Jadis, le Serchio était un affluent de l'Arno; les Pisans, pour éviter le danger de ses alluvions, lui ont donné au Nord un écoulement indépendant. Jadis, le lac Bientina, situé entre l'Arno et le Serchio, faisait l'effet d'une sorte de lac Moeris, recueillant les eaux des deux fleuves au moment des crues et les leur rendant à l'étiage. Par de belles opérations de colmatage, on a pu isoler au Serchio le lac Bientina, puis un canal d'écoulement a été pratiqué; les eaux du lac sont portées de ce canal dans un tunnel pratiqué au-dessous de l'Arno, et de là dans un ancien bras au Sud de l'Arno, le Colombrone. 

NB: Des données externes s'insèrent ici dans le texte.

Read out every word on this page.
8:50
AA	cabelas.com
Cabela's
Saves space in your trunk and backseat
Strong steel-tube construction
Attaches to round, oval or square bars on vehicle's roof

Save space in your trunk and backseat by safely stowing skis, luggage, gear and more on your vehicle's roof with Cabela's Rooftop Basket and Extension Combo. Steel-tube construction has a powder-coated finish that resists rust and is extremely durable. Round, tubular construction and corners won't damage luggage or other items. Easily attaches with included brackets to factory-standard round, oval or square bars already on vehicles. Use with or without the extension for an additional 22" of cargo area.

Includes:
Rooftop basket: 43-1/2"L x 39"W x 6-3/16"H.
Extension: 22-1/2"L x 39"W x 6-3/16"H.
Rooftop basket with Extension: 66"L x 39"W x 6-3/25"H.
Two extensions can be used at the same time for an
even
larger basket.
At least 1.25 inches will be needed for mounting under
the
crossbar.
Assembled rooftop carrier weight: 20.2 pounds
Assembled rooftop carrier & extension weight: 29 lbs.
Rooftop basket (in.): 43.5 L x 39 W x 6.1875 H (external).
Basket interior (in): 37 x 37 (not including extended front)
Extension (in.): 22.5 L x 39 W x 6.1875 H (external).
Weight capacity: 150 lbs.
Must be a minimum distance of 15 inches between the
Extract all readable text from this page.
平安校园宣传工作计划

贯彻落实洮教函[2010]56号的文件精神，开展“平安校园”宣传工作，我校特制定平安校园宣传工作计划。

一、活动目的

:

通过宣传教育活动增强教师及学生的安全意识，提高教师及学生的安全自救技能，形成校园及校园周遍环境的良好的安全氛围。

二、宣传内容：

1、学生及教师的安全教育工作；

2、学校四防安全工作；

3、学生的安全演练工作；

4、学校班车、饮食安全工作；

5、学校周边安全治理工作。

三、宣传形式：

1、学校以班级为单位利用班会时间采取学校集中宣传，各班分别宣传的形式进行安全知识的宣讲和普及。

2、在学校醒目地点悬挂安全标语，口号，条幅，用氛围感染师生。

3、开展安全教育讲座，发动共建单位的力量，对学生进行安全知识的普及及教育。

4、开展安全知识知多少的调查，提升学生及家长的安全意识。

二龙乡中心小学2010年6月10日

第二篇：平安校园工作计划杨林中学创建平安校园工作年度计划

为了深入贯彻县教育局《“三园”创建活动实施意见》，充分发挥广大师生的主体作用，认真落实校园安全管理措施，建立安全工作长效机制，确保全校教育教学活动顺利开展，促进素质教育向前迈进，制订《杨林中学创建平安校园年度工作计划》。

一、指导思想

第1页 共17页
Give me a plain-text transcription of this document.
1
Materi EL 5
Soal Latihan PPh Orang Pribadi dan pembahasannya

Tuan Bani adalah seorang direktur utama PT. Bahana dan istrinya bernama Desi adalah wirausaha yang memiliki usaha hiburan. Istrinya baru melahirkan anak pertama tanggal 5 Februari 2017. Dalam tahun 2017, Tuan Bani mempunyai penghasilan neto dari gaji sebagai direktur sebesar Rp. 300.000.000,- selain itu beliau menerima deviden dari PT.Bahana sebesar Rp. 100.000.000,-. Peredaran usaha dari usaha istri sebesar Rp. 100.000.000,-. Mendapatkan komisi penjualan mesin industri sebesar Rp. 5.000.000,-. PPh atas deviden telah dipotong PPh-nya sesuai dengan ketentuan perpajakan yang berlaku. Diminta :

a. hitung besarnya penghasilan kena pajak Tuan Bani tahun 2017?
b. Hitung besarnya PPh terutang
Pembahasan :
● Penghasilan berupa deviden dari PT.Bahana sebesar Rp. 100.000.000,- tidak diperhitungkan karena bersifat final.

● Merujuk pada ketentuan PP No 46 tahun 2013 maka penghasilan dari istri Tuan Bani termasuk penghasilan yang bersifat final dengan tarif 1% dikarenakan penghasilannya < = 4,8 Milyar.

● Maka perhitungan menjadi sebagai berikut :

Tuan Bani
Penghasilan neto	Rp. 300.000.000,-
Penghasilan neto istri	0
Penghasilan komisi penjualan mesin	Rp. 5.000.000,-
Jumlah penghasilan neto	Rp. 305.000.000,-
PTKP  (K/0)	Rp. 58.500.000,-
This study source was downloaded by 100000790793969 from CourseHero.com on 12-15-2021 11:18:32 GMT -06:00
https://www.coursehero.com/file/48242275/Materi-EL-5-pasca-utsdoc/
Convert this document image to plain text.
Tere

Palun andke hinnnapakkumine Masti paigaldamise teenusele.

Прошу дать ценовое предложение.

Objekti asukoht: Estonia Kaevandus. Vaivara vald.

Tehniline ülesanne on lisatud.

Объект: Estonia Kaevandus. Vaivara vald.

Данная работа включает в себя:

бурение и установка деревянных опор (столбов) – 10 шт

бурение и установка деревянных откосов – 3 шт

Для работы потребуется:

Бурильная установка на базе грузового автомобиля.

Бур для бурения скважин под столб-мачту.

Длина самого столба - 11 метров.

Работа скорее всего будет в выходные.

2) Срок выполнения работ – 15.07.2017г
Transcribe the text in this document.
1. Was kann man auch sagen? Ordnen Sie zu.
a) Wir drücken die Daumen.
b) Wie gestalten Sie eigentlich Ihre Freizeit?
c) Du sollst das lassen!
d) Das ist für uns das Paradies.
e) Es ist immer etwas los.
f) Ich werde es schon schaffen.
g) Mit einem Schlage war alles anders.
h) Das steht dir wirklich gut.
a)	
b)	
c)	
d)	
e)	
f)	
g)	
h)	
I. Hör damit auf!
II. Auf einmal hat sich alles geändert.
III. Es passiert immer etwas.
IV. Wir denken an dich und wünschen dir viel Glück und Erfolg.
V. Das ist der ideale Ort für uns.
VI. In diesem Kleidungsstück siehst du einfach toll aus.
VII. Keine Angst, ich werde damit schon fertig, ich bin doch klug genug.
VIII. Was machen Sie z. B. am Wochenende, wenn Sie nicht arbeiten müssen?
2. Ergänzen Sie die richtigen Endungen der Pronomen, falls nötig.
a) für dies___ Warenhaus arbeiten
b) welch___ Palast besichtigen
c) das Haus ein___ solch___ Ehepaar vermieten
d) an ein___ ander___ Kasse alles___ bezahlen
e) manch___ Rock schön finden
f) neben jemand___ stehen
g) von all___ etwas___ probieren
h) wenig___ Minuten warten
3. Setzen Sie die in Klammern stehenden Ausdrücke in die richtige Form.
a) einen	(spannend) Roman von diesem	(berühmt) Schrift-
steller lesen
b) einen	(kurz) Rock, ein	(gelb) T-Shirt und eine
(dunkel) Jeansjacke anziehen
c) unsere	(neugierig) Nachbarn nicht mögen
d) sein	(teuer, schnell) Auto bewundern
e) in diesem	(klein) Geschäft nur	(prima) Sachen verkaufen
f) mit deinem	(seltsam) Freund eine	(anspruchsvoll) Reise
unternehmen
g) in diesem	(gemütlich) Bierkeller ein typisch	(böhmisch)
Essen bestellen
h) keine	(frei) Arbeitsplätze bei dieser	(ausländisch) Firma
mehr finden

Des changements encore plus importants ont été accomplis au XVIIIe siècle, sous la direction de l'illustre ingénieur Fossombroni, pour donner un double écoulement vers l'Arno et vers le Tibre aux eaux marécageuses de la Chiana . Ainsi des lieux maudits de pestilence ont été transformés en territoires prospères, salubres et habités. Sur le littoral, on a pu de même conjurer en grande partie les désastreux effets des fièvres des maremmes, en établissant aux issues de tous les canaux d'écoulement soit naturels, soit artificiels, des écluses pour séparer les eaux douces et le flot marin. Un canal détourne vers Livourne une partie des eaux de l'Arno sans y porter les alluvions du fleuve. (H. Vast).